De ses yeux d'or, Lyanne regarda le soleil qui se levait. Les jours précédents avaient été sombres. Le vent et les bourrasques semblaient avoir mangé la lumière. Il se tourna vers Monocarna :
- Le temps est venu. Nous partons pour la plaine des Grands Vents.
Le marabout sourit. Il sentait que les forces de la terre étaient à l’œuvre. Le combat serait victorieux ! Il essayait de ne pas douter. Les légendes étaient obscures sur ce point. Si elles parlaient beaucoup des rois-dragons qui avaient fait de grandes choses, elles étaient beaucoup plus discrètes sur les échecs. Pourtant il y en avait eu. Monocarna soupira en s'éloignant. Les chefs de pod étaient venus prendre les ordres, puis Bouyalma qui tenait à savoir ce qu'il devait prévoir pour ceux qui resteraient.

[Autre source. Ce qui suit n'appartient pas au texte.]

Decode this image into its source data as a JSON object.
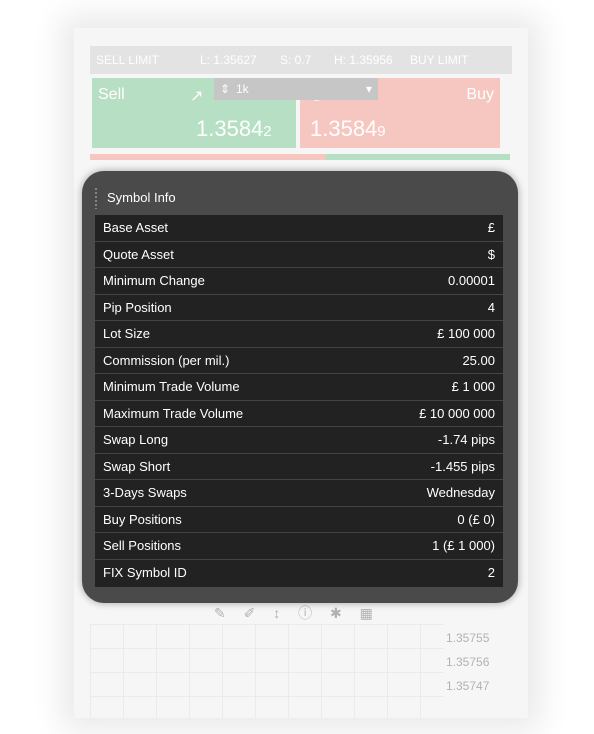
{
  "background_widget": {
    "order_type_left": "SELL LIMIT",
    "low": "L: 1.35627",
    "spread": "S: 0.7",
    "high": "H: 1.35956",
    "order_type_right": "BUY LIMIT",
    "sell_label": "Sell",
    "buy_label": "Buy",
    "volume": "1k",
    "sell_price_main": "1.3584",
    "sell_price_pip": "2",
    "buy_price_main": "1.3584",
    "buy_price_pip": "9",
    "mini_prices": [
      "1.35755",
      "1.35756",
      "1.35747"
    ]
  },
  "symbol_info": {
    "title": "Symbol Info",
    "rows": [
      {
        "label": "Base Asset",
        "value": "£"
      },
      {
        "label": "Quote Asset",
        "value": "$"
      },
      {
        "label": "Minimum Change",
        "value": "0.00001"
      },
      {
        "label": "Pip Position",
        "value": "4"
      },
      {
        "label": "Lot Size",
        "value": "£ 100 000"
      },
      {
        "label": "Commission (per mil.)",
        "value": "25.00"
      },
      {
        "label": "Minimum Trade Volume",
        "value": "£ 1 000"
      },
      {
        "label": "Maximum Trade Volume",
        "value": "£ 10 000 000"
      },
      {
        "label": "Swap Long",
        "value": "-1.74 pips"
      },
      {
        "label": "Swap Short",
        "value": "-1.455 pips"
      },
      {
        "label": "3-Days Swaps",
        "value": "Wednesday"
      },
      {
        "label": "Buy Positions",
        "value": "0 (£ 0)"
      },
      {
        "label": "Sell Positions",
        "value": "1 (£ 1 000)"
      },
      {
        "label": "FIX Symbol ID",
        "value": "2"
      }
    ]
  },
  "colors": {
    "panel_bg": "#4a4a4a",
    "table_bg": "#222222",
    "sell": "#6fc08a",
    "buy": "#ef8f84"
  }
}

Lyanne distribua ses instructions :
- Nous partirons quand le soleil sera haut. Attendez-moi !
Ayant dit cela, il décolla pour aller chasser. Il ne se sentait pas d'aller au combat le ventre vide. Tout en volant, il pensa à ce qu'on lui avait décrit de la plaine des Grands Vents.
Du côté du soleil levant, on trouvait le désert mouvant. Sa surface devenait solide en hiver, permettant aux grands traîneaux de se déplacer. Quand la température remontait, les lourds glisseurs devaient trouver refuge sur la terre ferme. Avant le « Chasseur », ils revenaient faire pousser les plantes vivrières dans la plaine. Maintenant, ils survivaient avec les aides venant de la Blanche et le peu de chasse qu'ils pouvaient faire. Survivre était le mot juste, puisque les hommes servaient dans les phalanges et que seuls les femmes et les petits restaient à demeure. Du côté du Couchant était le pays Gowaï. Totalement inexploré, seules les légendes en parlaient. Nul n'avait dénombré le peuple Gowaï, nul ne connaissait vraiment sa force. Entre eux et la plaine des Grands Vents se trouvait une série de collines qui bouchaient la vue. Au midi, se trouvait une terre bouleversée faite de pics acérés formant des chaînes entrecoupées de fjords où coulait une eau saumâtre et noire. Des sources chaudes aux émanations méphitiques en gardaient la surface libre de toute glace. Plus loin, des chemins mieux tracés menaient vers la Blanche. C'est par là qu'allaient passer les phalanges. Le trajet était long, difficile et fatiguant, surtout pour toute une armée. Du septentrion descendait un grand glacier aux fissures mouvantes. Rien, ni personne n'y vivait, hormis peut-être les esprits du froid.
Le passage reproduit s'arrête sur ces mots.